One benefit of the VHTR design is its ability to supply “process heat” to other industries.  Other industries — the chemical industry in general, for example, says Jana — require heat for their processes to proceed.   Previous reactor designs operated at lower temperatures, and were unable to provide sufficient heat for these purposes.

In the VHTR, helium absorbs heat from the nuclear reaction, is expelled into part of the reactor vessel called the lower plenum, and then passes into a heat exchanger where it gives up that heat to be used as process heat.   Helium spews into the lower plenum at speeds of up to 100 meters per second, and at temperatures approaching 1000° C.   The temperature can vary by as much as 100°C among individual helium jets.  The speed of the gas and the temperature differences cause the turbulent mixing that Jana, Kimber and their co-PIs will study.

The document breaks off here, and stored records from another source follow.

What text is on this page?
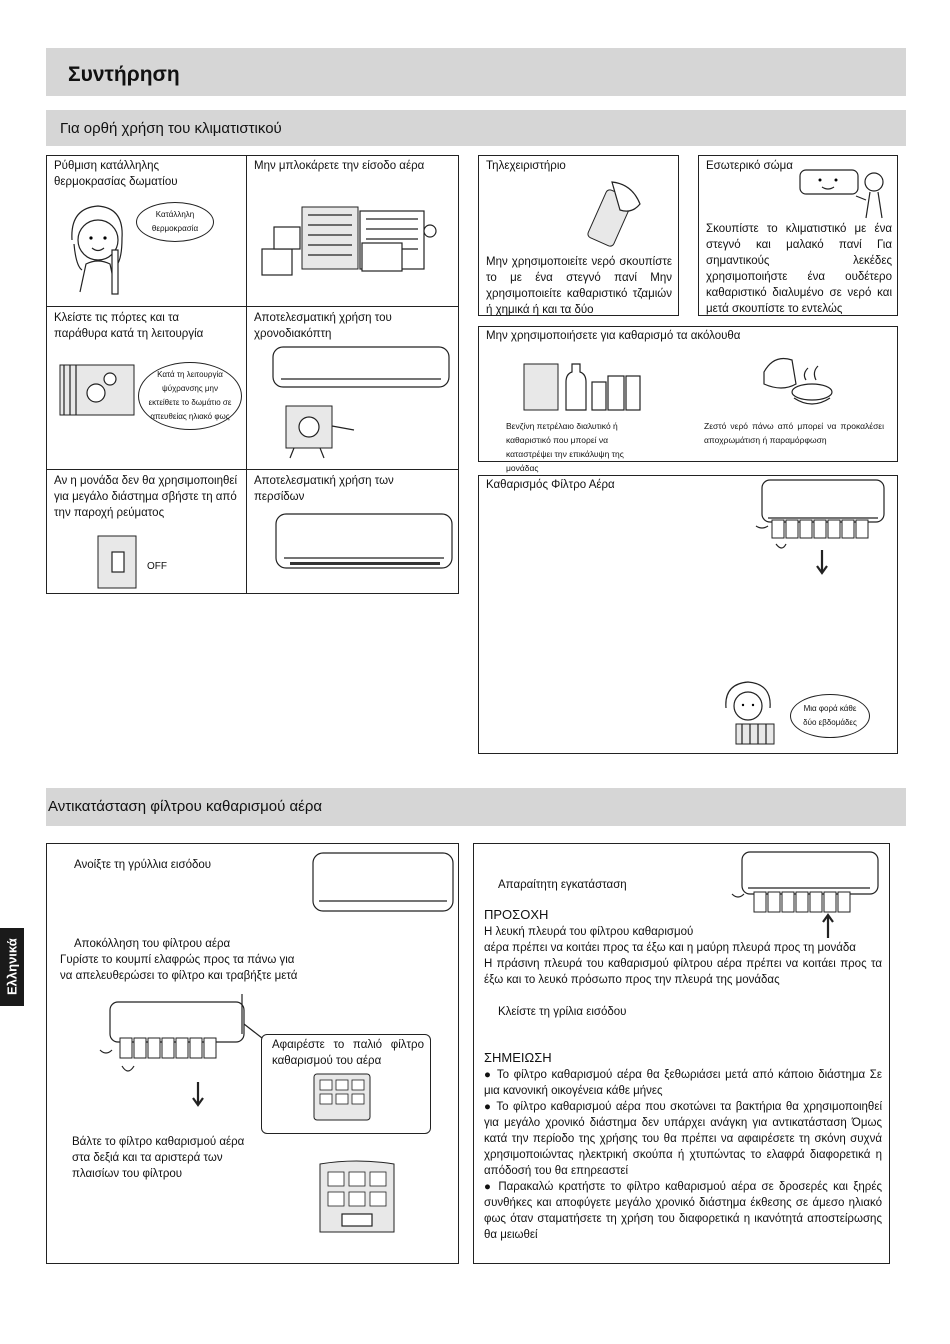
Συντήρηση
Για ορθή χρήση του κλιματιστικού
Αντικατάσταση φίλτρου καθαρισμού αέρα
Ελληνικά
Ρύθμιση κατάλληλης θερμοκρασίας δωματίου
Μην μπλοκάρετε την είσοδο αέρα
Κλείστε τις πόρτες και τα παράθυρα κατά τη λειτουργία
Αποτελεσματική χρήση του χρονοδιακόπτη
Αν η μονάδα δεν θα χρησιμοποιηθεί για μεγάλο διάστημα σβήστε τη από την παροχή ρεύματος
Αποτελεσματική χρήση των περσίδων
Κατάλληλη
θερμοκρασία
Κατά τη λειτουργία
ψύχρανσης μην
εκτείθετε το δωμάτιο σε
απευθείας ηλιακό φως
OFF
Τηλεχειριστήριο
Μην χρησιμοποιείτε νερό σκουπίστε το με ένα στεγνό πανί Μην χρησιμοποιείτε καθαριστικό τζαμιών ή χημικά ή και τα δύο
Εσωτερικό σώμα
Σκουπίστε το κλιματιστικό με ένα στεγνό και μαλακό πανί Για σημαντικούς λεκέδες χρησιμοποιήστε ένα ουδέτερο καθαριστικό διαλυμένο σε νερό και μετά σκουπίστε το εντελώς
Μην χρησιμοποιήσετε για καθαρισμό τα ακόλουθα
Βενζίνη πετρέλαιο διαλυτικό ή καθαριστικό που μπορεί να καταστρέψει την επικάλυψη της μονάδας
Ζεστό νερό πάνω από μπορεί να προκαλέσει αποχρωμάτιση ή παραμόρφωση
Καθαρισμός Φίλτρο Αέρα
Μια φορά κάθε
δύο εβδομάδες
Ανοίξτε τη γρύλλια εισόδου
Αποκόλληση του φίλτρου αέρα
Γυρίστε το κουμπί ελαφρώς προς τα πάνω για να απελευθερώσει το φίλτρο και τραβήξτε μετά
Αφαιρέστε το παλιό φίλτρο καθαρισμού του αέρα
Βάλτε το φίλτρο καθαρισμού αέρα στα δεξιά και τα αριστερά των πλαισίων του φίλτρου
Απαραίτητη εγκατάσταση
ΠΡΟΣΟΧΗ
Η λευκή πλευρά του φίλτρου καθαρισμού
αέρα πρέπει να κοιτάει προς τα έξω και η μαύρη πλευρά προς τη μονάδα
Η πράσινη πλευρά του καθαρισμού φίλτρου αέρα πρέπει να κοιτάει προς τα έξω και το λευκό πρόσωπο προς την πλευρά της μονάδας
Κλείστε τη γρίλια εισόδου
ΣΗΜΕΙΩΣΗ
● Το φίλτρο καθαρισμού αέρα θα ξεθωριάσει μετά από κάποιο διάστημα Σε μια κανονική οικογένεια κάθε μήνες
● Το φίλτρο καθαρισμού αέρα που σκοτώνει τα βακτήρια θα χρησιμοποιηθεί για μεγάλο χρονικό διάστημα δεν υπάρχει ανάγκη για αντικατάσταση Όμως κατά την περίοδο της χρήσης του θα πρέπει να αφαιρέσετε τη σκόνη συχνά χρησιμοποιώντας ηλεκτρική σκούπα ή χτυπώντας το ελαφρά διαφορετικά η απόδοσή του θα επηρεαστεί
● Παρακαλώ κρατήστε το φίλτρο καθαρισμού αέρα σε δροσερές και ξηρές συνθήκες και αποφύγετε μεγάλο χρονικό διάστημα έκθεσης σε άμεσο ηλιακό φως όταν σταματήσετε τη χρήση του διαφορετικά η ικανότητά αποστείρωσης θα μειωθεί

VHTR model. The lower plenum is the yellow area to the left of the human figure. Helium enters the lower plenum at high speeds and temperatures, then passes into the heat exchanger. It cools and then re-enters the reactor vessel.
Courtesy of Idaho National Laboratory

The project will also train future nuclear engineering experts.  Students involved in the research will have the opportunity to intern at Westinghouse under Dzodzo.   There is an age gap in nuclear expertise in the U.S., says Jana, and one of the goals of NEUP is to train the next generation of leaders in the U.S. nuclear industry.  This training extends to the project team, according to Jana. “Three of us, me and Mark and John from Pitt, we are just starting out.   But Dr. Dzodzo, from Westinghouse, he is an established expert, so we have both new and old blood in the team.”

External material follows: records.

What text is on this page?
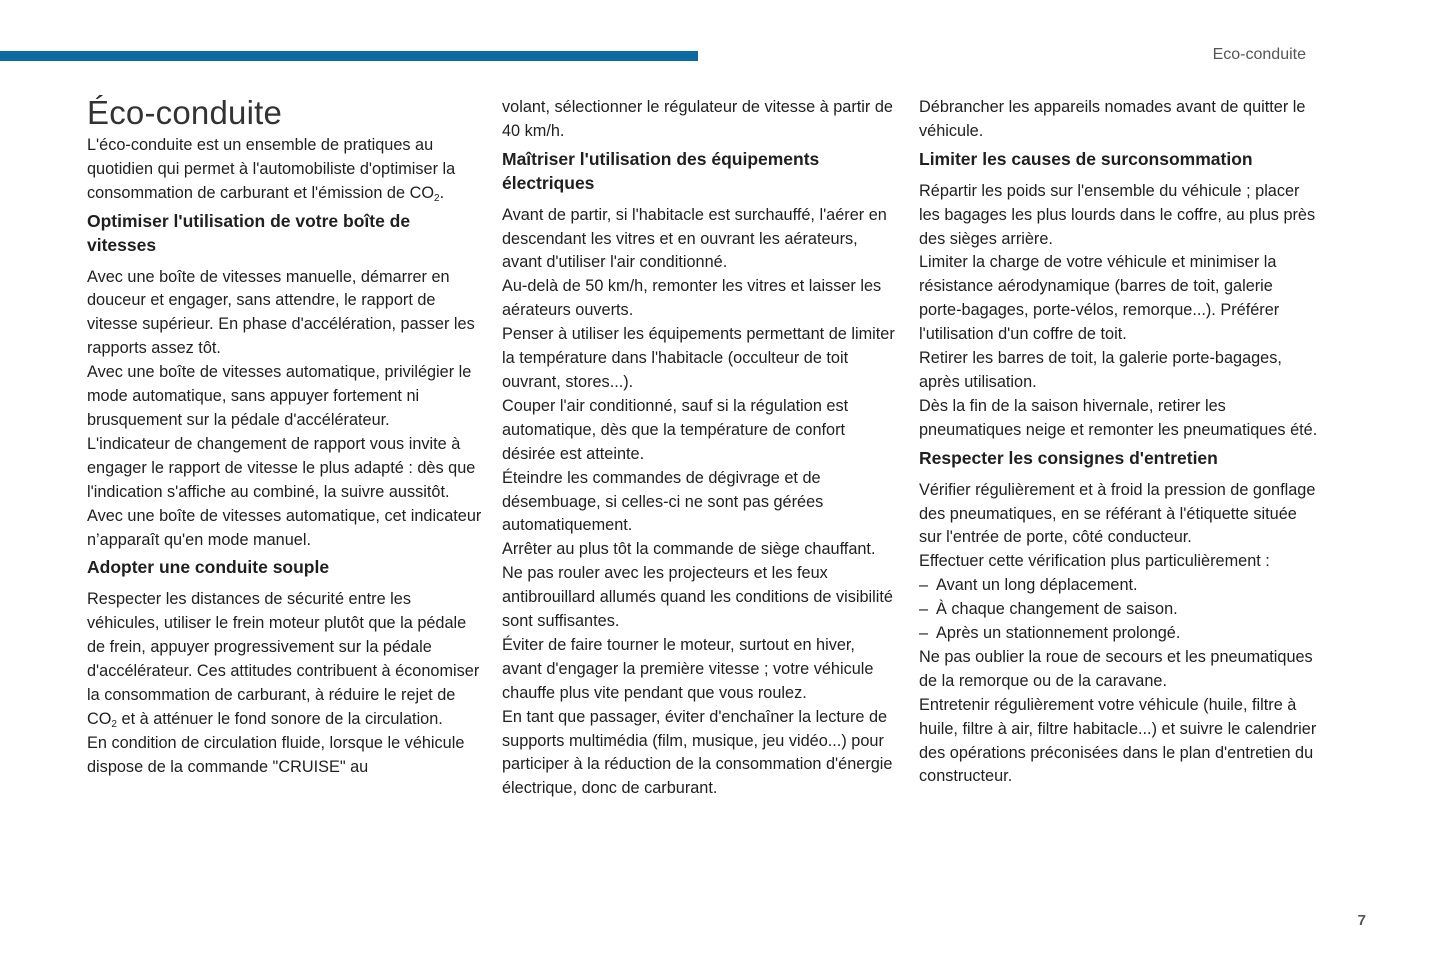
Eco-conduite
Éco-conduite

L'éco-conduite est un ensemble de pratiques au quotidien qui permet à l'automobiliste d'optimiser la consommation de carburant et l'émission de $CO_2$.

Optimiser l'utilisation de votre boîte de vitesses

Avec une boîte de vitesses manuelle, démarrer en douceur et engager, sans attendre, le rapport de vitesse supérieur. En phase d'accélération, passer les rapports assez tôt.

Avec une boîte de vitesses automatique, privilégier le mode automatique, sans appuyer fortement ni brusquement sur la pédale d'accélérateur.

L'indicateur de changement de rapport vous invite à engager le rapport de vitesse le plus adapté : dès que l'indication s'affiche au combiné, la suivre aussitôt.

Avec une boîte de vitesses automatique, cet indicateur n’apparaît qu'en mode manuel.

Adopter une conduite souple

Respecter les distances de sécurité entre les véhicules, utiliser le frein moteur plutôt que la pédale de frein, appuyer progressivement sur la pédale d'accélérateur. Ces attitudes contribuent à économiser la consommation de carburant, à réduire le rejet de $CO_2$ et à atténuer le fond sonore de la circulation.

En condition de circulation fluide, lorsque le véhicule dispose de la commande "CRUISE" au

volant, sélectionner le régulateur de vitesse à partir de 40 km/h.

Maîtriser l'utilisation des équipements électriques

Avant de partir, si l'habitacle est surchauffé, l'aérer en descendant les vitres et en ouvrant les aérateurs, avant d'utiliser l'air conditionné.

Au-delà de 50 km/h, remonter les vitres et laisser les aérateurs ouverts.

Penser à utiliser les équipements permettant de limiter la température dans l'habitacle (occulteur de toit ouvrant, stores...).

Couper l'air conditionné, sauf si la régulation est automatique, dès que la température de confort désirée est atteinte.

Éteindre les commandes de dégivrage et de désembuage, si celles-ci ne sont pas gérées automatiquement.

Arrêter au plus tôt la commande de siège chauffant.

Ne pas rouler avec les projecteurs et les feux antibrouillard allumés quand les conditions de visibilité sont suffisantes.

Éviter de faire tourner le moteur, surtout en hiver, avant d'engager la première vitesse ; votre véhicule chauffe plus vite pendant que vous roulez.

En tant que passager, éviter d'enchaîner la lecture de supports multimédia (film, musique, jeu vidéo...) pour participer à la réduction de la consommation d'énergie électrique, donc de carburant.

Débrancher les appareils nomades avant de quitter le véhicule.

Limiter les causes de surconsommation

Répartir les poids sur l'ensemble du véhicule ; placer les bagages les plus lourds dans le coffre, au plus près des sièges arrière.

Limiter la charge de votre véhicule et minimiser la résistance aérodynamique (barres de toit, galerie porte-bagages, porte-vélos, remorque...). Préférer l'utilisation d'un coffre de toit.

Retirer les barres de toit, la galerie porte-bagages, après utilisation.

Dès la fin de la saison hivernale, retirer les pneumatiques neige et remonter les pneumatiques été.

Respecter les consignes d'entretien

Vérifier régulièrement et à froid la pression de gonflage des pneumatiques, en se référant à l'étiquette située sur l'entrée de porte, côté conducteur.

Effectuer cette vérification plus particulièrement :

– Avant un long déplacement.
– À chaque changement de saison.
– Après un stationnement prolongé.

Ne pas oublier la roue de secours et les pneumatiques de la remorque ou de la caravane.

Entretenir régulièrement votre véhicule (huile, filtre à huile, filtre à air, filtre habitacle...) et suivre le calendrier des opérations préconisées dans le plan d'entretien du constructeur.

7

OpenFOAM, an open source Computational Fluid Dynamics (CFD) code, will be used for the initial simulations.   The team has also proposed to use FLUENT and STAR-CCM, commercial CFD packages.  “We may need to verify something that we did on OpenFOAM:  is it right or not?” says Jana, and one way to verify computational results is to run the simulation with  different software and see if the results match.  Because Fluent and STAR-CCM are available at Westinghouse,  “That is another point of collaboration between Westinghouse and us,” says Jana. “Students can go to Westinghouse in the summer and run those commercial codes on their machines.” Once a computational model is built, it will be experimentally verified.

The thermal mixing simulation will be restricted to just a portion of the lower plenum, including some of its support structure.   Simulating mixing in the entire lower plenum is too complicated for this initial study, says Jana. For now, they will also ignore stresses on the plenum structure caused by the temperature differences.

“If you heat up one side of a rod, and the other side is cold, it will bend.  That means there are stresses being generated,” Jana says.  So similarly, if you have temperature fluctuations in a structure, that means you have fluctuating stresses.”

Knowing how the lower plenum is being stressed can help to predict its useful lifetime, but those calculations are beyond the scope of this project.

Jana says,“Later on, we’ll feed [the results of the thermal mixing study] into a stress computation model.  We haven’t proposed to simulate the whole lower plenum right now, because that’s too big.  We have no idea, actually, how much computational power would be required to simulate the whole lower plenum in all its glorious detail.  Full lower plenum simulations as well as stresses, those are ideas for the future.”